Farmer picks up a large stick, raps the mule hard on the head, and says "Giddyup."
At that, the mule starts to move as the farmer reminds the vacationer:
"You wanna tell him something, you gotta get his attention first."
Far too often, public figures in America go on their merry way, doing whatever they choose to do, and there are few consequences.
Until.
Until they do something that's so juicy, so egregious, and/or so easy to write about or comment on that many in the media pile on, just as wolves in a pack focus on the one creature in the herd that shows a weakness.
Reporters may win prizes for what's called "enterprise journalism," but the reality is that many if not most reporters are lazy, and follow the herd until they see a weakness.
Part of that is practicality. Readers accept what they already believe. People act on what they believe, regardless of fact or reality. They accept as true that which they already believe.
Or, as the fictional Chester A. Reilly said in the early radio comedy, "My head's made up.
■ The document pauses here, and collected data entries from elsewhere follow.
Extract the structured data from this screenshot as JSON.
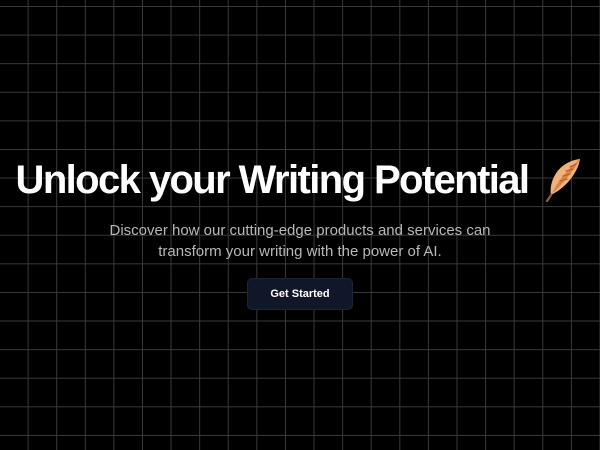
{
  "hero": {
    "headline": "Unlock your Writing Potential",
    "icon": "feather-quill-icon",
    "subtitle": "Discover how our cutting-edge products and services can transform your writing with the power of AI.",
    "cta_label": "Get Started"
  },
  "colors": {
    "background": "#000000",
    "grid": "#3a3a3a",
    "button": "#0f1729",
    "subtitle": "#b8b8b8"
  }
}
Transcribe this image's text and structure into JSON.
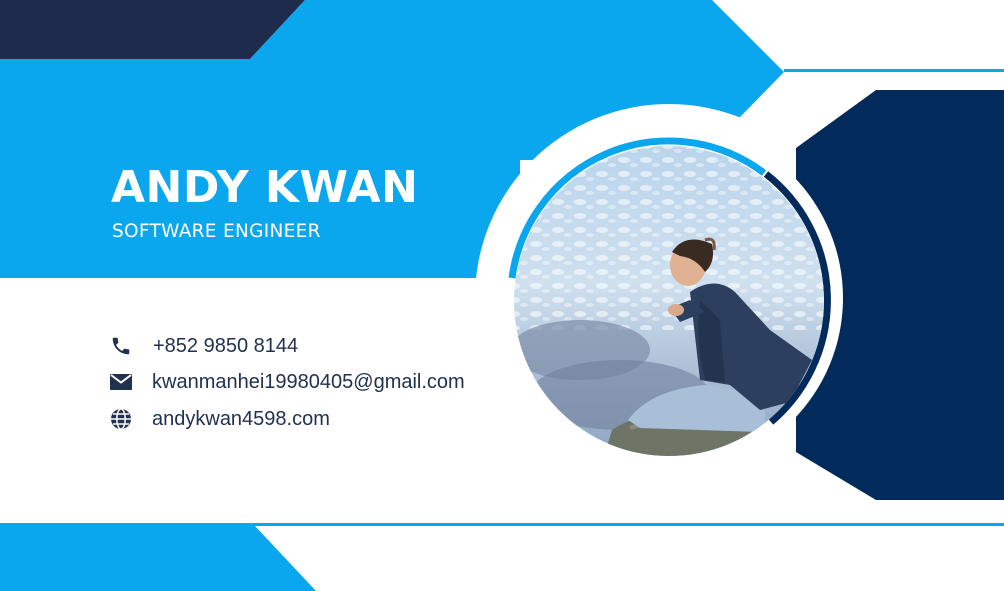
{
  "card": {
    "name": "ANDY KWAN",
    "title": "SOFTWARE ENGINEER",
    "photo_alt": "Portrait photo",
    "contacts": [
      {
        "icon": "phone-icon",
        "text": "+852 9850 8144"
      },
      {
        "icon": "mail-icon",
        "text": "kwanmanhei19980405@gmail.com"
      },
      {
        "icon": "globe-icon",
        "text": "andykwan4598.com"
      }
    ]
  },
  "colors": {
    "light_blue": "#0aa6ee",
    "navy": "#022b5c",
    "dark_navy": "#1f2b4c",
    "text": "#22314f",
    "white": "#ffffff"
  }
}
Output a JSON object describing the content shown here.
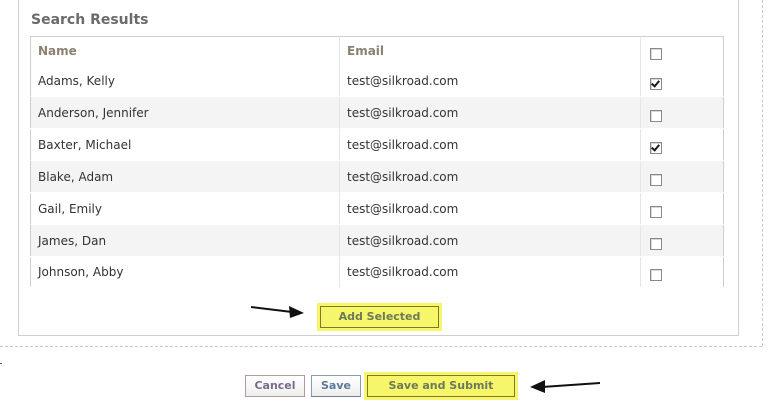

You can't confuse me with the facts."
So it is with American political figures and others in the public eye. The kind of political back-stabbing evidenced in the New Jersey bridge shutdown just happened to be more egregious than most Garden State political dirty tricks. And it wasn't until a determined reporter for a local newspaper broke the story that other media picked it up, finding other politicians who were willing to be quoted in the attack pack, and the story got legs, so to speak. It now has been dominating the national news for weeks, even though the bridge access lane shutdown happened last September.
Why didn't the news media catch the story earlier? One could say it wasn't ripe. One could say reporters were focusing on bigger stories. After all, there's only room on Page One for seven to nine stories on any one day, and reporters strive for Page One stories. One could cite many possible reasons why the story didn't break until months later. But the story did, eventually, break, and it only took one reporter to start what became a media frenzy.
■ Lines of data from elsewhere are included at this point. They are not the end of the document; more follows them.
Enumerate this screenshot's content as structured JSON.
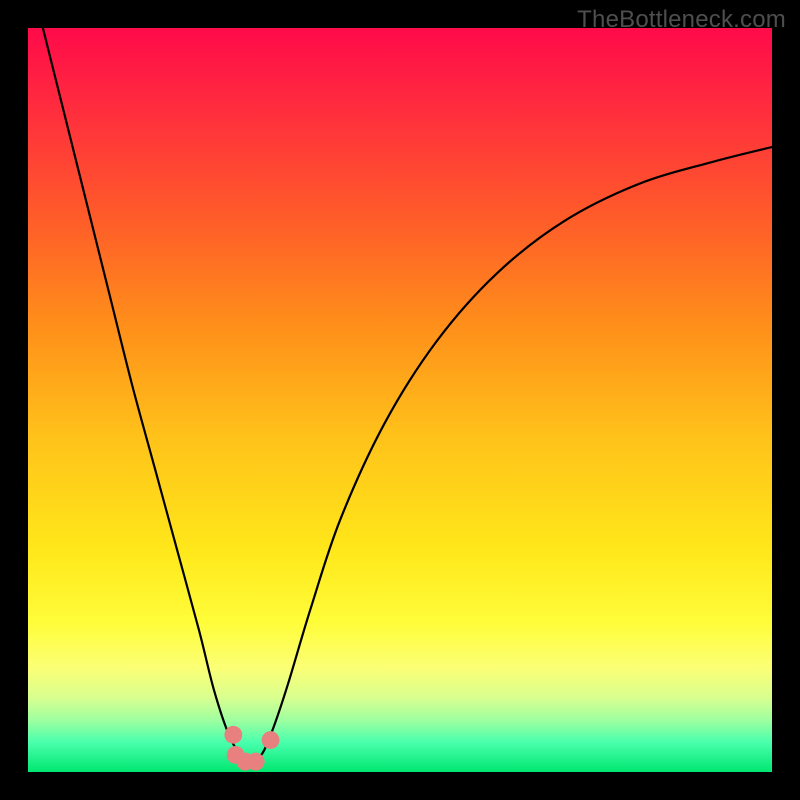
{
  "watermark": "TheBottleneck.com",
  "chart_data": {
    "type": "line",
    "title": "",
    "xlabel": "",
    "ylabel": "",
    "xlim": [
      0,
      100
    ],
    "ylim": [
      0,
      100
    ],
    "grid": false,
    "series": [
      {
        "name": "bottleneck-curve",
        "x": [
          2,
          5,
          8,
          11,
          14,
          17,
          20,
          23,
          25,
          27,
          28.5,
          30,
          31.5,
          33,
          35,
          38,
          42,
          48,
          55,
          63,
          72,
          82,
          92,
          100
        ],
        "values": [
          100,
          88,
          76,
          64,
          52,
          41,
          30,
          19,
          11,
          5,
          2.5,
          1.5,
          2.5,
          6,
          12,
          22,
          34,
          47,
          58,
          67,
          74,
          79,
          82,
          84
        ]
      }
    ],
    "gradient_stops": [
      {
        "offset": 0.0,
        "color": "#ff0a4a"
      },
      {
        "offset": 0.1,
        "color": "#ff2a3f"
      },
      {
        "offset": 0.25,
        "color": "#ff5a2a"
      },
      {
        "offset": 0.4,
        "color": "#ff8f1a"
      },
      {
        "offset": 0.55,
        "color": "#ffc21a"
      },
      {
        "offset": 0.7,
        "color": "#ffe71a"
      },
      {
        "offset": 0.8,
        "color": "#fffd3a"
      },
      {
        "offset": 0.86,
        "color": "#fbff75"
      },
      {
        "offset": 0.9,
        "color": "#d9ff8f"
      },
      {
        "offset": 0.93,
        "color": "#9fffa0"
      },
      {
        "offset": 0.96,
        "color": "#4affad"
      },
      {
        "offset": 1.0,
        "color": "#00e770"
      }
    ],
    "markers": [
      {
        "name": "left-dot-upper",
        "x": 27.6,
        "y": 5.0
      },
      {
        "name": "left-dot-lower",
        "x": 27.9,
        "y": 2.3
      },
      {
        "name": "bottom-dot-1",
        "x": 29.2,
        "y": 1.4
      },
      {
        "name": "bottom-dot-2",
        "x": 30.6,
        "y": 1.4
      },
      {
        "name": "right-dot",
        "x": 32.6,
        "y": 4.3
      }
    ],
    "marker_style": {
      "radius_pct": 1.2,
      "fill": "#e98080"
    }
  }
}
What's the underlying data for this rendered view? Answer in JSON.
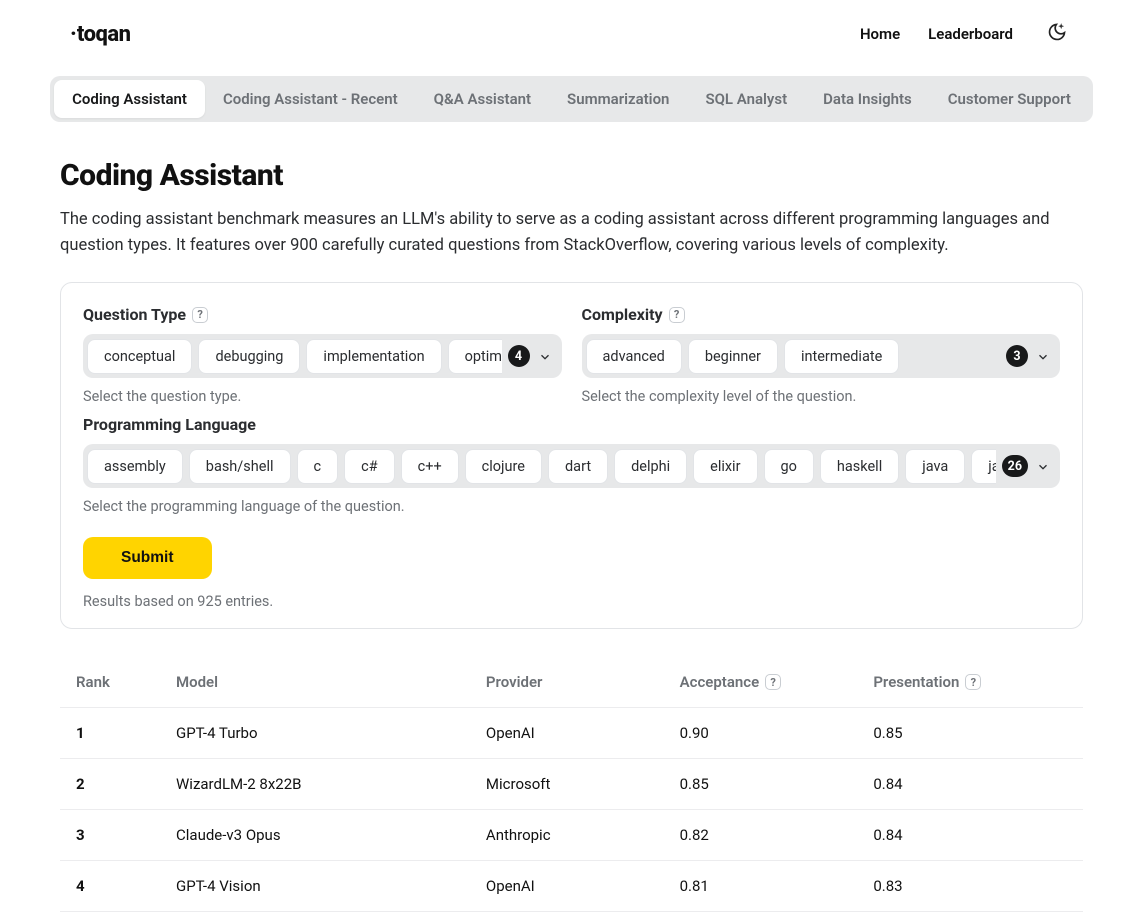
{
  "brand": "toqan",
  "nav": {
    "home": "Home",
    "leaderboard": "Leaderboard"
  },
  "tabs": [
    "Coding Assistant",
    "Coding Assistant - Recent",
    "Q&A Assistant",
    "Summarization",
    "SQL Analyst",
    "Data Insights",
    "Customer Support"
  ],
  "activeTabIndex": 0,
  "page": {
    "title": "Coding Assistant",
    "description": "The coding assistant benchmark measures an LLM's ability to serve as a coding assistant across different programming languages and question types. It features over 900 carefully curated questions from StackOverflow, covering various levels of complexity."
  },
  "filters": {
    "questionType": {
      "label": "Question Type",
      "help": "?",
      "chips": [
        "conceptual",
        "debugging",
        "implementation",
        "optimization"
      ],
      "count": "4",
      "hint": "Select the question type."
    },
    "complexity": {
      "label": "Complexity",
      "help": "?",
      "chips": [
        "advanced",
        "beginner",
        "intermediate"
      ],
      "count": "3",
      "hint": "Select the complexity level of the question."
    },
    "language": {
      "label": "Programming Language",
      "chips": [
        "assembly",
        "bash/shell",
        "c",
        "c#",
        "c++",
        "clojure",
        "dart",
        "delphi",
        "elixir",
        "go",
        "haskell",
        "java",
        "javascript"
      ],
      "count": "26",
      "hint": "Select the programming language of the question."
    }
  },
  "actions": {
    "submit": "Submit",
    "resultsNote": "Results based on 925 entries."
  },
  "table": {
    "headers": {
      "rank": "Rank",
      "model": "Model",
      "provider": "Provider",
      "acceptance": "Acceptance",
      "presentation": "Presentation",
      "help": "?"
    },
    "rows": [
      {
        "rank": "1",
        "model": "GPT-4 Turbo",
        "provider": "OpenAI",
        "acceptance": "0.90",
        "presentation": "0.85"
      },
      {
        "rank": "2",
        "model": "WizardLM-2 8x22B",
        "provider": "Microsoft",
        "acceptance": "0.85",
        "presentation": "0.84"
      },
      {
        "rank": "3",
        "model": "Claude-v3 Opus",
        "provider": "Anthropic",
        "acceptance": "0.82",
        "presentation": "0.84"
      },
      {
        "rank": "4",
        "model": "GPT-4 Vision",
        "provider": "OpenAI",
        "acceptance": "0.81",
        "presentation": "0.83"
      }
    ]
  }
}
Woodward and Bernstein of the Washington Post worked on the Watergate story for months before it was finally picked up by Walter Cronkite for the CBS Evening News. It was then that the journalistic wolves saw the weakness and closed in, abetted by opportunistic politicians, and President Richard M. Nixon fell from office.
The Watergate break-in was a relatively minor operation perpetrated by what was called the Department of Dirty Tricks in the re-election campaign. It, too, was unnecessary, since there was little doubt of Nixon's return to office.
Moreover, political dirty tricks are not limited to one party or one level of government. National escapades get more ink and air time, and state level shenanigans rise to that level of exposure only if the central figure -- a governor, for example -- has national aspirations.
Morality, like the parrot's plumage made famous by Monty Python, don't enter into it.